Tikuna is an Artificial Intelligence suite for Blockchain-related data analysis. It leverages Machine Learning techniques to process security and performance insights for early detection of relevant incidents. Tikuna brings visibility to the state of the network.
- About the Project
- Project Purpose
- Project Roadmap
- Installation
- Teck Stack
- File Structure
- Project Status
- Contributing
- Acknowledgements
- Contact
We will investigate how to apply Machine Learning algorithms to monitor the security of the Ethereum P2P network for early detection of a few specific attacks. We will develop Tikuna, a proof-of-concept tool (open source so that every user can use it) derived from such research, and will provide a scientific report based on the findings of applying the tool to the mainnet network. We will also provide a simple dashboard for the community to observe the insights that Tikuna provides. Additionally, we will create a draft of a scientific paper based on the research results.
Tikuna will help the Ethereum community to gain visibility on the status of the P2P network and be aware of potential attacks.
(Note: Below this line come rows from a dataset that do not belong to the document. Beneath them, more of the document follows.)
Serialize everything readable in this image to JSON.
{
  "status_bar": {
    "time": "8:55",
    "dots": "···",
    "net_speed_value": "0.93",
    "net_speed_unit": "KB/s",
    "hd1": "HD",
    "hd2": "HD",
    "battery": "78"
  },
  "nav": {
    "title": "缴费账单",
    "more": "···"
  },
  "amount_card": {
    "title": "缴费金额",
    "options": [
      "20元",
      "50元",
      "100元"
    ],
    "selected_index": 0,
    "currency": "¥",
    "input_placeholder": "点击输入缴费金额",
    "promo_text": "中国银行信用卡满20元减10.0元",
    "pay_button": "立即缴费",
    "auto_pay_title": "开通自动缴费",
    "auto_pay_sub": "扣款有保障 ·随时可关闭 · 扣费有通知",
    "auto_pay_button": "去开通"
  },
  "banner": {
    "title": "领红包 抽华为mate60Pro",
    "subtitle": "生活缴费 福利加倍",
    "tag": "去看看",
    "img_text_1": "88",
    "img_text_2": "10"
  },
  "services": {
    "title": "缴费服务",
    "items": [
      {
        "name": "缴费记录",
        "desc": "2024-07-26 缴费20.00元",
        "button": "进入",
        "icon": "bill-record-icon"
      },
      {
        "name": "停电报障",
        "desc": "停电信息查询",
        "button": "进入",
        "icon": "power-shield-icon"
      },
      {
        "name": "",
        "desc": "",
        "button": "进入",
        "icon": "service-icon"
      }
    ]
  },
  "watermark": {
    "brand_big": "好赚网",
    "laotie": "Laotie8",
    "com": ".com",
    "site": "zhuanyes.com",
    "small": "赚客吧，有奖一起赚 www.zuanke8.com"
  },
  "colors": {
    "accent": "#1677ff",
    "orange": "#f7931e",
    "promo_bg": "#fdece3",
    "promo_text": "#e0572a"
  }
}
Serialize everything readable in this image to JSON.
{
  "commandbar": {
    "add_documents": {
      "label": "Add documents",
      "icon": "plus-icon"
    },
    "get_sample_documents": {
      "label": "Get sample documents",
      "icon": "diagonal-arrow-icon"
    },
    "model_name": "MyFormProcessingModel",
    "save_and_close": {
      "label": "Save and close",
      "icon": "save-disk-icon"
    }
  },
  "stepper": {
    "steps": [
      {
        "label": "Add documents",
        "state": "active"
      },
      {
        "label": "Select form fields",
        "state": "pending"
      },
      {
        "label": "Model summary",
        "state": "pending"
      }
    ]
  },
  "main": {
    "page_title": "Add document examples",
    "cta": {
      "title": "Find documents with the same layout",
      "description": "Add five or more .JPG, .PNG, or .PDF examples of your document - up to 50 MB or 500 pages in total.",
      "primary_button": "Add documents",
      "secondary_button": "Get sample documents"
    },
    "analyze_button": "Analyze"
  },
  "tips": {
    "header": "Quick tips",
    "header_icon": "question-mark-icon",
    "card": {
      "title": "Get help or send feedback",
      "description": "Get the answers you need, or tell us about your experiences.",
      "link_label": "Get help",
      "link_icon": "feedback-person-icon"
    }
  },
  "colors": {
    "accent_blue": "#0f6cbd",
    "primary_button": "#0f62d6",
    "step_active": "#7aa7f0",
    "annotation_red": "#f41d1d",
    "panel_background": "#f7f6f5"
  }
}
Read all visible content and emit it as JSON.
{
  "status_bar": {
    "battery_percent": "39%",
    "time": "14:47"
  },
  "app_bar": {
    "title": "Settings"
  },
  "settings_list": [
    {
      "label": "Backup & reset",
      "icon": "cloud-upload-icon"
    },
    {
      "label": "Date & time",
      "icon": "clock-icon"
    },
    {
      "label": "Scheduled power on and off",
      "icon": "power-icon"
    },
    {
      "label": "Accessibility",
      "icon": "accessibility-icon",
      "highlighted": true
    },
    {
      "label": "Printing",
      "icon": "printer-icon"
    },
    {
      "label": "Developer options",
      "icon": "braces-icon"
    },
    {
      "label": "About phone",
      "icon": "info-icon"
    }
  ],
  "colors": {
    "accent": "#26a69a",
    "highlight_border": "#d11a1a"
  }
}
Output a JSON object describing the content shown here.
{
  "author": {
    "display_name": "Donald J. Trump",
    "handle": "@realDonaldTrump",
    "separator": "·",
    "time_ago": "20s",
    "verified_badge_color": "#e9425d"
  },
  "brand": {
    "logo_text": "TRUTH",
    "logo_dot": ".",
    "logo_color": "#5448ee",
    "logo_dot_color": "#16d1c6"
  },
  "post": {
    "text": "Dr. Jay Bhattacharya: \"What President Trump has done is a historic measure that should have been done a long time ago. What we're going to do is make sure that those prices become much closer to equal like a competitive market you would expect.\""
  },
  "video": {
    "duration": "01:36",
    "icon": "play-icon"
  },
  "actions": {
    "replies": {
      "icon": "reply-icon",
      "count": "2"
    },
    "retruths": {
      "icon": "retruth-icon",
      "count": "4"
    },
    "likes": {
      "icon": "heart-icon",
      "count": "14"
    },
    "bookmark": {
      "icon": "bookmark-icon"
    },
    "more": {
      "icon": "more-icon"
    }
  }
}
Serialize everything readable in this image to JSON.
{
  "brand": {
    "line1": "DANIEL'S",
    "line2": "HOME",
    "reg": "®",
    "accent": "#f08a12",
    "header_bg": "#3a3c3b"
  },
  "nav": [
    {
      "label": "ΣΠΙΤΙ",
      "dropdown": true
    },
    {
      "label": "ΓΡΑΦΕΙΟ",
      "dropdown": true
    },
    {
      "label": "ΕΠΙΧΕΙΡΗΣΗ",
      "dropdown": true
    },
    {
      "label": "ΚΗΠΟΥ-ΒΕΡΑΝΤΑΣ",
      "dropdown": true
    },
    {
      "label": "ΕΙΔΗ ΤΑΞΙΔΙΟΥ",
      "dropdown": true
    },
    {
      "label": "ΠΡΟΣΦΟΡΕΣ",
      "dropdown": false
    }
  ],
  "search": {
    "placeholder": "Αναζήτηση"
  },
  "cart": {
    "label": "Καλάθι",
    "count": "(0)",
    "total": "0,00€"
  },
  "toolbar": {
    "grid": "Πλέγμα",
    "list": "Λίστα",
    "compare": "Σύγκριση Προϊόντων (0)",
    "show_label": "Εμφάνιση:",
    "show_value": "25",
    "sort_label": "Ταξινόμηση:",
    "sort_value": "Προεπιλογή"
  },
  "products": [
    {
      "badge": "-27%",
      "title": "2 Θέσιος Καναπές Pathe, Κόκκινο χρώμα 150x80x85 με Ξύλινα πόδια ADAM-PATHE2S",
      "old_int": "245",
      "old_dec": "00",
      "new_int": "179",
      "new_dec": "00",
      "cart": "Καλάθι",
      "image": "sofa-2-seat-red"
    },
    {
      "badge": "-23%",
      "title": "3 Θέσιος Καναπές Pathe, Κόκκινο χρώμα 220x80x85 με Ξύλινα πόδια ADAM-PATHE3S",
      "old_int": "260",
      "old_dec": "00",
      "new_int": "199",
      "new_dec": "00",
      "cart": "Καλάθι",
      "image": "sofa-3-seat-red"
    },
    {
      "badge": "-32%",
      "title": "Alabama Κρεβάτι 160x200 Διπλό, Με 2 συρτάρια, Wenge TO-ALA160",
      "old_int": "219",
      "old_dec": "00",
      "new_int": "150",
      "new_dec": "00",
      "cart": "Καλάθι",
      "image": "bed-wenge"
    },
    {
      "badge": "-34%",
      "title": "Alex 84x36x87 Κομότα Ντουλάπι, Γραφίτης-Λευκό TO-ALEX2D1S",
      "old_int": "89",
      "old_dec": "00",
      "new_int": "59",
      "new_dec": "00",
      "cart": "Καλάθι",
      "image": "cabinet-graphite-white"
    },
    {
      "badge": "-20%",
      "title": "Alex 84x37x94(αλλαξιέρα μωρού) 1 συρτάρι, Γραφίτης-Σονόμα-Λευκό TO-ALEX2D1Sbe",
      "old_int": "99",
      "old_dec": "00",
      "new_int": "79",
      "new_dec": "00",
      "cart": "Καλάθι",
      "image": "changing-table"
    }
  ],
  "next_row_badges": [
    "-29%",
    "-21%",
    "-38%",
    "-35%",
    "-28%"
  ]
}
The overall goal of the project is to support the Ethereum community by providing them with an intelligent state of the art tool capable of collecting security-related information from the state of the P2P network and improve the network visibility by providing insights about its current state. Such measurable information and insights criteria can help us to measure the success of our approach by the number of identified incidents and the number of discovered insights. Therefore, our tool will play a major role in improving the overall Ethereum network security.
- Research state of the art of Ethereum P2P network security.
- Set up ETH nodes for collecting + analyzing data, defining ML algorithms & developing/adapting selected algorithms for data analysis.
- Find insights from the data analysis to develop or adapt a dashboard and alerts.
- Deliverables include a scientific report about the findings, open-source code of the developed security tools, and a proof-of-concept dashboard with security-related insights.
- Install docker
https://docs.docker.com/engine/install/
. If you have previously installed Docker, verify it using thedocker --version
command and proceed to the next step. - Create a local directory named
/data
; if this directory already exists, proceed to the next step. - Copy the folders that contain the data to the
/data
directory created in the previous step.
To run this project, install it locally using:
- $ git clone https://github.com/edenia/tikuna
- $ cd tikuna
- $ docker build -t tikuna:latest .
To begin using Tikuna, perform the steps below.
- Inside the Tikuna project directory, go to the
bin
folder and execute the following command to start a docker container:$ ./start_tikuna.sh
- Once inside the docker container execute the following command to launch a Jupyter Notebook session in which the machine learning algorithms can be executed using Ethereum data:
$ ./bin/start_jupyter_notebook.sh
- After executing the previous command, you only need to open a browser, and then copy & paste the displayed URL.
- In the web browser, navigate to the analysis folder, and then click over it.
- Click on ethereum_lstm_log.ipynb file.
- For each step, click the
Run
button and wait until the results are displayed on the screen.
The documentation website tikuna.io is built using Docusaurus 2, a modern static website generator.
- Clone this repo using
git clone https://github.com/edenia/tikuna.git
- Move to the appropriate directory:
cd tikuna/docs
. - Run
yarn
in order to install dependencies. At this point you can runyarn start
to see the development website at http://localhost:3000.
This could help the reader understand the organization inside the project, for example:
/
├── docs/ ........................... Docusaurus Documentation Engine
│ ├── docs/ ....................... Markdown Documents
│ └── docusaurus.config.js ........ Docusaurus Configuration File
├── LICENSE ......................... License Agreement
└── README.md ....................... This File
If you want to make a contribution, please follow the next steps:
- Fork the Project
- Create your Feature Branch (
git checkout -b feature/AmazingFeature
) - Commit your Changes (
git commit -m '<type>(<scope>): <subject>'
) - Push to the Branch (
git push origin feature/AmazingFeature
) - Open a Pull Request
Please Read EOS Costa Rica's Open Source Contributing Guidelines for more information about programming conventions.
If you find a bug, please report big and small bugs by opening an issue
Project is: in progress
The Tikuna team gratefully acknowledges that the work presented was supported by the Ethereum Foundation.
Created by Tikuna team @Tikuna team - feel free to contact us!
Sakundi is a research-based Blockchain security and privacy organization. It offers security monitoring solutions for Blockchain organizations and distributed applications based on Artificial Intelligence tools.
Edenia runs independent blockchain infrastructure and develops web3 solutions. Our team of technology-agnostic builders has been operating since 1987, leveraging the newest technologies to make the internet safer, more efficient, and more transparent.
This project is open source and available under the Apache License Version 2.0.